My boys are now in college. My oldest "squandered" his Bright Futures scholarship by not showing up to class for most of a semester. He's now paying what his scholarship used to pay and his dad and I are paying what his scholarship didn't. IOW, he pays 2/3 of his tuition and we pay 1/3. He's learned a valuable (albeit expensive) lesson. My youngest has 2/3 of his tuition plus some of his books paid for with his Bright Futures scholarship. We pay what that doesn't cover. It's still a good bit of money out of our pocket and requires careful planning and budgeting, even with our "unfair" advantage of my hard-earned paycheck. (BTW, both my boys make their own car and cell phone payments, as well, and my oldest pays half his car insurance since he works close to full time and is only going to school part time.)
So, no, I do not agree with what I've worked so hard for being forcibly redistributed to someone else. If someone who had the same opportunities as me who took advantage of those opportunities and is now making 7 or 8 figures? More power to them! Bravo! I would hope they use a generous portion for good but I don't agree with forcibly taking from them.
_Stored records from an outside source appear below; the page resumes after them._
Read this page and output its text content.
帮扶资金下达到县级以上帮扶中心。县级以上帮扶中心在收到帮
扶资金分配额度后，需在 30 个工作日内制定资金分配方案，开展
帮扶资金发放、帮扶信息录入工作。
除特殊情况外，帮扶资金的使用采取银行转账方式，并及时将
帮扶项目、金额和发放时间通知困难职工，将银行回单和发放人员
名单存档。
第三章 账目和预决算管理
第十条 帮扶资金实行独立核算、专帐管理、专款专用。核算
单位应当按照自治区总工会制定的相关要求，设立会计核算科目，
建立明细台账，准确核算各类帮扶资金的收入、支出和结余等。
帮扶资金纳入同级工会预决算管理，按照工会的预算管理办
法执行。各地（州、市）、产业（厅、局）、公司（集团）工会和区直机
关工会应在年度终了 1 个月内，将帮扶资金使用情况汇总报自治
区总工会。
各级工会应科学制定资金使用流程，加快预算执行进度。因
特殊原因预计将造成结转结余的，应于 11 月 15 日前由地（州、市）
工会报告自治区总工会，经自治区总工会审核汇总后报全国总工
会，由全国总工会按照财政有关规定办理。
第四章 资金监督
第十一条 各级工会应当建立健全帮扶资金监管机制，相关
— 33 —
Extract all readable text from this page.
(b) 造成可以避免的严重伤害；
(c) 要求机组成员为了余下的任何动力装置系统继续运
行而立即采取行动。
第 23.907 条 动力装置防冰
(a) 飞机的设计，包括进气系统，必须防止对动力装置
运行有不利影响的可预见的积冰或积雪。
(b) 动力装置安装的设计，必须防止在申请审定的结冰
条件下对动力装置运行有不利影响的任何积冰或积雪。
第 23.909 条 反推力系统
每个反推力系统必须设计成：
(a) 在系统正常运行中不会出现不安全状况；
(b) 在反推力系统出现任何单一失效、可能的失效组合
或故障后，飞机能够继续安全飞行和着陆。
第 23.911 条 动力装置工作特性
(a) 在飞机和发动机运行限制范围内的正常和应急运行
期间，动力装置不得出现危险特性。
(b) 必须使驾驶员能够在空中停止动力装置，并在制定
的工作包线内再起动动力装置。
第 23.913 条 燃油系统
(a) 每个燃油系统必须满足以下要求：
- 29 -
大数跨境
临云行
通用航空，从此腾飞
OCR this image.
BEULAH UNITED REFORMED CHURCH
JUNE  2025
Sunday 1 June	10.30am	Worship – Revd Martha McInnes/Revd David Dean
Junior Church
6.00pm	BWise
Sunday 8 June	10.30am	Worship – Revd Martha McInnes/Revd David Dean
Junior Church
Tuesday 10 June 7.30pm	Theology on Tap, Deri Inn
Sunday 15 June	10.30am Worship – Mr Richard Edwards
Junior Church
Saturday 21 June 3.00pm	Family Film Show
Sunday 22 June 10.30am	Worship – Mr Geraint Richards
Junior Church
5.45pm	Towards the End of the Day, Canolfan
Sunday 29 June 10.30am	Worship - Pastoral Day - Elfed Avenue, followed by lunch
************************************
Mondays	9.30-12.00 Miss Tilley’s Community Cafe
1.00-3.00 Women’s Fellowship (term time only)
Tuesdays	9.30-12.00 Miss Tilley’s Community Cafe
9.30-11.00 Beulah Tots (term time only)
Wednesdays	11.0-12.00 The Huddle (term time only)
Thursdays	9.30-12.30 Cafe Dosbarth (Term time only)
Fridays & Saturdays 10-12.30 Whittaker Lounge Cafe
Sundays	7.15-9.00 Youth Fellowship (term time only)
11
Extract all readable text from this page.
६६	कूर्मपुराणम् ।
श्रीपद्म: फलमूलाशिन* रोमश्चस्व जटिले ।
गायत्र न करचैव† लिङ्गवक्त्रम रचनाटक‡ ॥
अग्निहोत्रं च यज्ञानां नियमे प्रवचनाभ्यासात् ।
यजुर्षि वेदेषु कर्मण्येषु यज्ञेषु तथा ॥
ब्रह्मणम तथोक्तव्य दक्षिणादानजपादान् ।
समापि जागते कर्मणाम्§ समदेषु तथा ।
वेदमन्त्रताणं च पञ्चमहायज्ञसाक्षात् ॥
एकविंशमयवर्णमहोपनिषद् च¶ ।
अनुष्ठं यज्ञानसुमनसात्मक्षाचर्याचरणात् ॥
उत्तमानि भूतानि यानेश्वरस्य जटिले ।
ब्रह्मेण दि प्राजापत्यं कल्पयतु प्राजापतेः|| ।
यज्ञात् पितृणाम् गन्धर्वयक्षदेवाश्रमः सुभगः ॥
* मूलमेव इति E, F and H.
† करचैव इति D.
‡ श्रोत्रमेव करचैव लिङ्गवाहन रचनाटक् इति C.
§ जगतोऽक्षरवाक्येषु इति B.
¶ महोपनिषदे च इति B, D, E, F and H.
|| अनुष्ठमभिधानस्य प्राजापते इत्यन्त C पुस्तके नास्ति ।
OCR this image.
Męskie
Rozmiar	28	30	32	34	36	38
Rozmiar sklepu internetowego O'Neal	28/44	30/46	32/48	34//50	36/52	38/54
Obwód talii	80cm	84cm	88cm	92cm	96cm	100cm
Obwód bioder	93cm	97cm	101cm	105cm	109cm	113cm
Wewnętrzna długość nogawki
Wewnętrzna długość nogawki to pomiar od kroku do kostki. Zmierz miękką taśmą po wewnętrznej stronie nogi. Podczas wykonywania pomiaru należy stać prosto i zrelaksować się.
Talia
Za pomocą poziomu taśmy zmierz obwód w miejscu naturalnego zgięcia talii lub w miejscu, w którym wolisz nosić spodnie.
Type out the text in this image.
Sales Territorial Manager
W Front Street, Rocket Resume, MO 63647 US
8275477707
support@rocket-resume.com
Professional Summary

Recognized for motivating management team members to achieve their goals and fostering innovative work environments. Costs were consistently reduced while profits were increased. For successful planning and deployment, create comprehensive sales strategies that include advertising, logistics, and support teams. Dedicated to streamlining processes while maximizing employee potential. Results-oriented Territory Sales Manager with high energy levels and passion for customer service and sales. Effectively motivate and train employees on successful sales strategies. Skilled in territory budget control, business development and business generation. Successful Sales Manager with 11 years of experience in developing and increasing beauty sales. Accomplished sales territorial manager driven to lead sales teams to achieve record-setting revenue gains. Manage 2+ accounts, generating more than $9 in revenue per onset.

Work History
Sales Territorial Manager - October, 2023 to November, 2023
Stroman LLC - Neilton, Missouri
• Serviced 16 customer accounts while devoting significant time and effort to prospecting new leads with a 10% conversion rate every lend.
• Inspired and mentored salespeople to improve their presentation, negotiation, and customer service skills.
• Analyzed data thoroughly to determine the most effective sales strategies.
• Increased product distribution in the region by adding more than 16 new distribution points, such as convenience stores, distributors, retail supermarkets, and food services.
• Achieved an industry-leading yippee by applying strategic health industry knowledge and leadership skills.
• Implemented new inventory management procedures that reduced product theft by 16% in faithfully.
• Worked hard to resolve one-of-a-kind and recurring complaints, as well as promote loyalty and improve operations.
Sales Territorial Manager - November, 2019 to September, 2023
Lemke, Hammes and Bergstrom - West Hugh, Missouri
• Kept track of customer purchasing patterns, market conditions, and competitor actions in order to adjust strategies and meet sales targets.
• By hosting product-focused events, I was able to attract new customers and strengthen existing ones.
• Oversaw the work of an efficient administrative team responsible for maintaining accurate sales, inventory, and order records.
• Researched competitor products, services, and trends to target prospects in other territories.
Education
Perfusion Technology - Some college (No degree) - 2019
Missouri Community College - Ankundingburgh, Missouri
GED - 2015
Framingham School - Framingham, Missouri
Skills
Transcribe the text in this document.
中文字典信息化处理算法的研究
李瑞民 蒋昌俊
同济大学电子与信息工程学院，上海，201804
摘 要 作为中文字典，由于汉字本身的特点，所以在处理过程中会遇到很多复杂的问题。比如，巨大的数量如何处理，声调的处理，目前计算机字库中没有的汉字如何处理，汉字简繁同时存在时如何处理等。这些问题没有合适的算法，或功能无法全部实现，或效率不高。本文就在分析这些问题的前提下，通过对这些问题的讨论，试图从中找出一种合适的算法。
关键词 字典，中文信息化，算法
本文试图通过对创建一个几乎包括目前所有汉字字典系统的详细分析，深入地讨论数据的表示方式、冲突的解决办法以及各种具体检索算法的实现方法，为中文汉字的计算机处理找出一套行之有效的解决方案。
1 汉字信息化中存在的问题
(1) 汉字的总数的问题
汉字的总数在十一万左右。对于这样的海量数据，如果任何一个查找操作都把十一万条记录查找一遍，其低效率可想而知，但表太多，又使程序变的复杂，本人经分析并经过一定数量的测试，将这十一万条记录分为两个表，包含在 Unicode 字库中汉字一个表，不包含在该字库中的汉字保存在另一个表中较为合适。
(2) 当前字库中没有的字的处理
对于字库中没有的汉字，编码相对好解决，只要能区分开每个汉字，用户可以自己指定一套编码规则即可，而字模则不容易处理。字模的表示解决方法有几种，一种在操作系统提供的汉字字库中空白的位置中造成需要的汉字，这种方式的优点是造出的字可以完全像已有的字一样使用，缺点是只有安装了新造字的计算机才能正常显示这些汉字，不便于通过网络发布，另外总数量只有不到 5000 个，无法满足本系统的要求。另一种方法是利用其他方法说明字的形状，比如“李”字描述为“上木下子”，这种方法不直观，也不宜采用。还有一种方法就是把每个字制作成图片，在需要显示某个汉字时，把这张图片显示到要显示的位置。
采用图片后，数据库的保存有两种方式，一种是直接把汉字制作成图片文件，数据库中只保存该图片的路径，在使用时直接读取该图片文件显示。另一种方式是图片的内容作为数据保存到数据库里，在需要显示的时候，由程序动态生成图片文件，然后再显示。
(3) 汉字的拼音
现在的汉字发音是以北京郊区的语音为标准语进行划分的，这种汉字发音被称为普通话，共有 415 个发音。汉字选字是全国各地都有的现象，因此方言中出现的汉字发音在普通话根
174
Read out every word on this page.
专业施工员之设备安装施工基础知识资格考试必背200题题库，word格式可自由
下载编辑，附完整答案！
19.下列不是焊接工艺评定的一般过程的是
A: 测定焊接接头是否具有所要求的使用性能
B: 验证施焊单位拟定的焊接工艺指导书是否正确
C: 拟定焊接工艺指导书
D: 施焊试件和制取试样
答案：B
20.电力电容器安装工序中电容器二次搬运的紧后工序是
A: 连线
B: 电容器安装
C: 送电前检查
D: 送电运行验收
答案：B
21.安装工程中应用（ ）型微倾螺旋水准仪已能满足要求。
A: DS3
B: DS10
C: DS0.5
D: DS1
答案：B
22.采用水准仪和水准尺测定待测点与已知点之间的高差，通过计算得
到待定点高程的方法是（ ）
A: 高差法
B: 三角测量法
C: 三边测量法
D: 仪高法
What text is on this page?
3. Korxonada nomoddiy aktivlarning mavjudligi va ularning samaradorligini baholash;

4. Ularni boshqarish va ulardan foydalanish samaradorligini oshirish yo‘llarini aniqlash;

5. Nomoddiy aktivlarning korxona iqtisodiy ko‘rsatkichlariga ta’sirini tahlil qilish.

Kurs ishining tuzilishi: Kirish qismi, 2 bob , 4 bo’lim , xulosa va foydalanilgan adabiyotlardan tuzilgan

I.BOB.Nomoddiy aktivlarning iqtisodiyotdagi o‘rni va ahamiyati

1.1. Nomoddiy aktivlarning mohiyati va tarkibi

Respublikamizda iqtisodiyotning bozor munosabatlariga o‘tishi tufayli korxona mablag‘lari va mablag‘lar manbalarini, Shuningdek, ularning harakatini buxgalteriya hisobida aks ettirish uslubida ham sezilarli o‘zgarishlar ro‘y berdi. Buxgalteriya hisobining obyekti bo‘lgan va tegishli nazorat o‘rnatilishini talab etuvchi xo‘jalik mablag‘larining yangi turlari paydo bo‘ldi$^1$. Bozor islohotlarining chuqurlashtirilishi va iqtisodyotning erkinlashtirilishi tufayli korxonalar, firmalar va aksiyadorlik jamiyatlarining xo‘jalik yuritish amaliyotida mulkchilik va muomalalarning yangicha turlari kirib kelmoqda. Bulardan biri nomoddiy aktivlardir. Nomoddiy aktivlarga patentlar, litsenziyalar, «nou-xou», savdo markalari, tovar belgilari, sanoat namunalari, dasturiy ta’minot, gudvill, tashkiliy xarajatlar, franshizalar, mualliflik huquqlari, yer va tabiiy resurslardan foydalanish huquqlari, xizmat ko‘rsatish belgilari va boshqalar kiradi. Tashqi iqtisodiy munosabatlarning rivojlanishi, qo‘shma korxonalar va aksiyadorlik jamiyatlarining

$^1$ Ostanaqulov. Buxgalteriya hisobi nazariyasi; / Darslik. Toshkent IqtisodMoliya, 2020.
My husband and I help people as much as we can. Recently we tried helping a local homeless couple who, as it turns out, were only interested in being helped in the way they wanted. I don't want to get into it in too much depth here but we supported them for nearly 3 months and in that time the only thing they accomplished was running up our electric bill, eating our groceries, "borrowing" gas money to "look for a job" and shooting up her Pell Grant. That last one clinched it for us (they had sworn to us they were not junkies and didn't look or act like it when we first ran into them and offered them the opportunity we did). So we had to "invite" them to leave. She's now in rehab (thank God) and he was Baker Acted a few days ago when someone else called LEO on him for making threats on his life. We have, however, taken in their old dog and are caring for him. The poor dog is the biggest victim in this case, IMO, and doesn't deserve what they've put him through. They chose their lifestyle; the dog did not. I hope they get help. I hope they get clean. But we cannot afford to spend any more on them than we already have except for the money we spend on their dog. It still may be a pricey endeavor; he's not young and hasn't been to the vet in quite some time. I would not be surprised if he had heartworms, and heartworm treatment would be way more than we could afford to spend on him (and at his age, the treatment might kill him anyway).
BTW, my husband and I also support a couple kids in Peru. If our pay were to forcibly redistributed, we could not do so.
Let me decide who I want to support with my money. I've worked hard for it; I deserve that much. If I'm wrong, it's on me.